South Mountain Community College Historic Walking Tour – Stop 7

Palm Trees

Historical Period: Arizona at War, 1914-1950s

Overview

If you look to the western border of our campus, you should see some geographical features that originate before our campus was here. Any guesses what they might be?

Conversation

When do think palm trees were popularized and by who?

Immediately following statehood, the economy of this area resembled the sharecropping South, with poorer people of color renting parcels of land from wealthy landowners, and then attempting to pay off their debts through crop production. Mexican and Mexican-American farmers were particularly vulnerable in these scenarios, and many lost their lands to repossession during the World War I and the Great Depression.
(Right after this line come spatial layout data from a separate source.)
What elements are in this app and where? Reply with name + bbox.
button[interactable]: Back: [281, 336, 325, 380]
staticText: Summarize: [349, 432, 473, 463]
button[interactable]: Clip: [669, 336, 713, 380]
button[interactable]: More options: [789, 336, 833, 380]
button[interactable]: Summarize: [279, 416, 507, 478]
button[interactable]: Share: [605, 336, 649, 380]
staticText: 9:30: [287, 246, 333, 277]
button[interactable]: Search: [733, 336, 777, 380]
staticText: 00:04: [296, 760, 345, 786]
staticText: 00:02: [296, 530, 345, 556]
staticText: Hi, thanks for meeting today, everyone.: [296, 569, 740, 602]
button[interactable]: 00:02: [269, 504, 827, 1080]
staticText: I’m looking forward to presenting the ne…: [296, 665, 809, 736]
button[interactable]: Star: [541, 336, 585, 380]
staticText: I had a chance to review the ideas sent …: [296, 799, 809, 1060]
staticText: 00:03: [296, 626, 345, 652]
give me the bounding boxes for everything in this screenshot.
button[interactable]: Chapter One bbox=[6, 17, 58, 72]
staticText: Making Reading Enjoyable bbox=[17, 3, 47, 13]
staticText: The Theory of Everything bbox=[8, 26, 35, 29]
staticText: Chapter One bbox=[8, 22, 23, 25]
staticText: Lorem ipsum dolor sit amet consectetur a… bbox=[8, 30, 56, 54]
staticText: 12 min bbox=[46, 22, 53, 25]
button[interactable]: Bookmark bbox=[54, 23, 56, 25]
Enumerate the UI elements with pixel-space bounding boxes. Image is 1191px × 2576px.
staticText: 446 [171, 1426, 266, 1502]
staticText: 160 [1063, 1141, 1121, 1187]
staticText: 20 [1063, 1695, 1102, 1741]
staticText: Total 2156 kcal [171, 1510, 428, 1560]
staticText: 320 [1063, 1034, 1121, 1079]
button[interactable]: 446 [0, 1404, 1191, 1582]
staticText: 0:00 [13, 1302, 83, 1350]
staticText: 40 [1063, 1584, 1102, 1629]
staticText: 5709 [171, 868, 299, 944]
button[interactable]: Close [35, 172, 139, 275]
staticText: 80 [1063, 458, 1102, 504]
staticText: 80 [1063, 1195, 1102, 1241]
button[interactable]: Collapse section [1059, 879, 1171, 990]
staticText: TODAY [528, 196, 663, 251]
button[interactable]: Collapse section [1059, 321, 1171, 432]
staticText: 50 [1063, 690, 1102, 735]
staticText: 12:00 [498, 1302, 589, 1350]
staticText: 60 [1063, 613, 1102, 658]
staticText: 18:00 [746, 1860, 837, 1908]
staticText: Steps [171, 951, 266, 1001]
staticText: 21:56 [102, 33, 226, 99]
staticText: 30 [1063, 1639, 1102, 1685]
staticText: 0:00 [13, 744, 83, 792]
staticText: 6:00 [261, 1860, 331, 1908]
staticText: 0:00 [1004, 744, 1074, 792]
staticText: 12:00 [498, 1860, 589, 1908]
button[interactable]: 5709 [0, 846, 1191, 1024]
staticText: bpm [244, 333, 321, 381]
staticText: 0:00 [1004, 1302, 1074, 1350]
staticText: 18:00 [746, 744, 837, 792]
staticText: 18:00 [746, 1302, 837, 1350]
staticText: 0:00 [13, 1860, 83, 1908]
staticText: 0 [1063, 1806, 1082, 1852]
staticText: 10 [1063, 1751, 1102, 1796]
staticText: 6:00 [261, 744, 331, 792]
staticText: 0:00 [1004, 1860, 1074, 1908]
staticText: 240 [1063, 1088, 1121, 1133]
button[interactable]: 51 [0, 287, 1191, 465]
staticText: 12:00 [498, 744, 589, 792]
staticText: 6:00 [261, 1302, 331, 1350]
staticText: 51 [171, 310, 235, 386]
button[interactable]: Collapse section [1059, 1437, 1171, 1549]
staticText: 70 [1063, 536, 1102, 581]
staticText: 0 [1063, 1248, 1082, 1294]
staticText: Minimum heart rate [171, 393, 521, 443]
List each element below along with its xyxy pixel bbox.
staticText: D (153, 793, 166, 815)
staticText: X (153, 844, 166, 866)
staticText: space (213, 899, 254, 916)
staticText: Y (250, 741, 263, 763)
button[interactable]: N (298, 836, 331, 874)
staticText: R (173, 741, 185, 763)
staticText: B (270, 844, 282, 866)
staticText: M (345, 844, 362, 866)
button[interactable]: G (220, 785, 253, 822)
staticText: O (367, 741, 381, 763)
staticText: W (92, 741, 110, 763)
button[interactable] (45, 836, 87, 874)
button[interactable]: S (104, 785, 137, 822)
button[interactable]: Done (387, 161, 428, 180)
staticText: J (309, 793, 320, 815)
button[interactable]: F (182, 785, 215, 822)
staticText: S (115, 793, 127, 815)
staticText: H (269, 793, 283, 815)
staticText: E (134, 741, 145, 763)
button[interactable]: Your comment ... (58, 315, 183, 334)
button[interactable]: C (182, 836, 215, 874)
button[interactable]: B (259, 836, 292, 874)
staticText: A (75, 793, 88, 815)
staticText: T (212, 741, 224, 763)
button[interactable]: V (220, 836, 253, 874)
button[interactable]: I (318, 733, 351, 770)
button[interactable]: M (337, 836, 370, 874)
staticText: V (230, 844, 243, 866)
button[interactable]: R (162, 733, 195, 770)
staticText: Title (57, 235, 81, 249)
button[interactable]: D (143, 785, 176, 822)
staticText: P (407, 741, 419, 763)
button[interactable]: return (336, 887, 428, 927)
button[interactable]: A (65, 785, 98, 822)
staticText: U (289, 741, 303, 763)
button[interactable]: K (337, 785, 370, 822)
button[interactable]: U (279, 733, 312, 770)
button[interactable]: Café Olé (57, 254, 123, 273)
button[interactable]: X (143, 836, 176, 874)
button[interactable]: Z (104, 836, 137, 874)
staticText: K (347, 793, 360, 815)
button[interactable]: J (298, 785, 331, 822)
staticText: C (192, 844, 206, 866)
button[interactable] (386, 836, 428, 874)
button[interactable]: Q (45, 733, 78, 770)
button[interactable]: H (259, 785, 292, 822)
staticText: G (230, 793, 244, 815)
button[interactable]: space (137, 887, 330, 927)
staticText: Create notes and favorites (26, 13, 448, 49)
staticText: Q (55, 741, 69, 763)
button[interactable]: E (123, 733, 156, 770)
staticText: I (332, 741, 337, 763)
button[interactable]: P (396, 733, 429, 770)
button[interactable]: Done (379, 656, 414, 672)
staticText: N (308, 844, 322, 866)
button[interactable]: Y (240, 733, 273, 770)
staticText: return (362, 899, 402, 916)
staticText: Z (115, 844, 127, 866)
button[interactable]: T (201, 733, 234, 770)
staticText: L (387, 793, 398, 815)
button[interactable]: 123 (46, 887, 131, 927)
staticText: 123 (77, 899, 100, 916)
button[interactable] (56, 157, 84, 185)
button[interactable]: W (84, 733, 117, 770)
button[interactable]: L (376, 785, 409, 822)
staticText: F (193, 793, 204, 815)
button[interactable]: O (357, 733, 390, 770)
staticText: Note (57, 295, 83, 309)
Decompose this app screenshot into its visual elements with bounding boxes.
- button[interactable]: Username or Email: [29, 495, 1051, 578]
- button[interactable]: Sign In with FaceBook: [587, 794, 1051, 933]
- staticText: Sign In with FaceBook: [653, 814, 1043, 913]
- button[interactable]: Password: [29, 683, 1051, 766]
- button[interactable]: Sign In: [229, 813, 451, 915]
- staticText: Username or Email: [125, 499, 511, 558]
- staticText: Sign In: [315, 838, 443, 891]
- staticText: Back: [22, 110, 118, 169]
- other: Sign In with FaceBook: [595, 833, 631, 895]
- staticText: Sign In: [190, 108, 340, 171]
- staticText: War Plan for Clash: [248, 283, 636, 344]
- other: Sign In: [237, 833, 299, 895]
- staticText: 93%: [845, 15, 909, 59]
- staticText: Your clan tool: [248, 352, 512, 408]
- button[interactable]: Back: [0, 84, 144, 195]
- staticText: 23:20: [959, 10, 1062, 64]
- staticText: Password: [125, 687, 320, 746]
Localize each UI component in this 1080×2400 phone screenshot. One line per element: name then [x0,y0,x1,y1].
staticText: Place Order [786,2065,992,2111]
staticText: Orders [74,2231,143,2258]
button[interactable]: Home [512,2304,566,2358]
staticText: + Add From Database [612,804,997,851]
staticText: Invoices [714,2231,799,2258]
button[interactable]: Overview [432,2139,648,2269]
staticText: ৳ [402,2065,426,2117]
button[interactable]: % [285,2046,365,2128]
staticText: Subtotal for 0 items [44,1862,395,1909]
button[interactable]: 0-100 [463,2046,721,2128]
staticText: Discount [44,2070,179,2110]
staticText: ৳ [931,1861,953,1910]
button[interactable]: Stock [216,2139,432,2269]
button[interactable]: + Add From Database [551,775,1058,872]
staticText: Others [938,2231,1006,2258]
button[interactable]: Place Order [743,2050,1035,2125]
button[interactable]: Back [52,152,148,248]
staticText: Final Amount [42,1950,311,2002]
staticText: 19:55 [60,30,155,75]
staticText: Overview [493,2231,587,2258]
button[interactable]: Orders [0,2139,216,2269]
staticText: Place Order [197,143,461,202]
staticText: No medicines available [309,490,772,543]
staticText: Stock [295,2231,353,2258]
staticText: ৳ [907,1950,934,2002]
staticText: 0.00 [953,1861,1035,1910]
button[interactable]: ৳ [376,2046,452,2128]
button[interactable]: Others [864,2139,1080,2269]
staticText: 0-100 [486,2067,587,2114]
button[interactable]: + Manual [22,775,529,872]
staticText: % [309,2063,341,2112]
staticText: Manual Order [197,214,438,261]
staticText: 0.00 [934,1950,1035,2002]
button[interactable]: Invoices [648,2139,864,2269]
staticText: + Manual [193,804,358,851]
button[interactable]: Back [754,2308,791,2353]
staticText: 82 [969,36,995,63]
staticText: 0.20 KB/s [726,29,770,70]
Dwight Heard, the famed rancher, newspaper man, and politician made considerable land purchases in this area at that time and created landmarks like the column of palm trees you see behind you.

Question: What do think were some of the other features present in the past?

Later, after World War II, South Phoenix became an unexpected home to dozens of Japanese-Americans who had been interned here in Arizona as a result of national xenophobia and fear following Pearl Harbor. Many had no homes to return to, and instead took up farming in South Phoenix after the war. Within a couple of decades, seven Japanese-American families established an agricultural empire known as the “Japanese Flower Gardens,” which stretched for acres along Baseline Road to the south. They were a tourist destination and sold to markets on either coast.

In 1978, the Heard Corporation sold this land we are standing on to the Maricopa Community College District to build a campus. The only thing left from those days are the palm trees behind us and the canal to the south.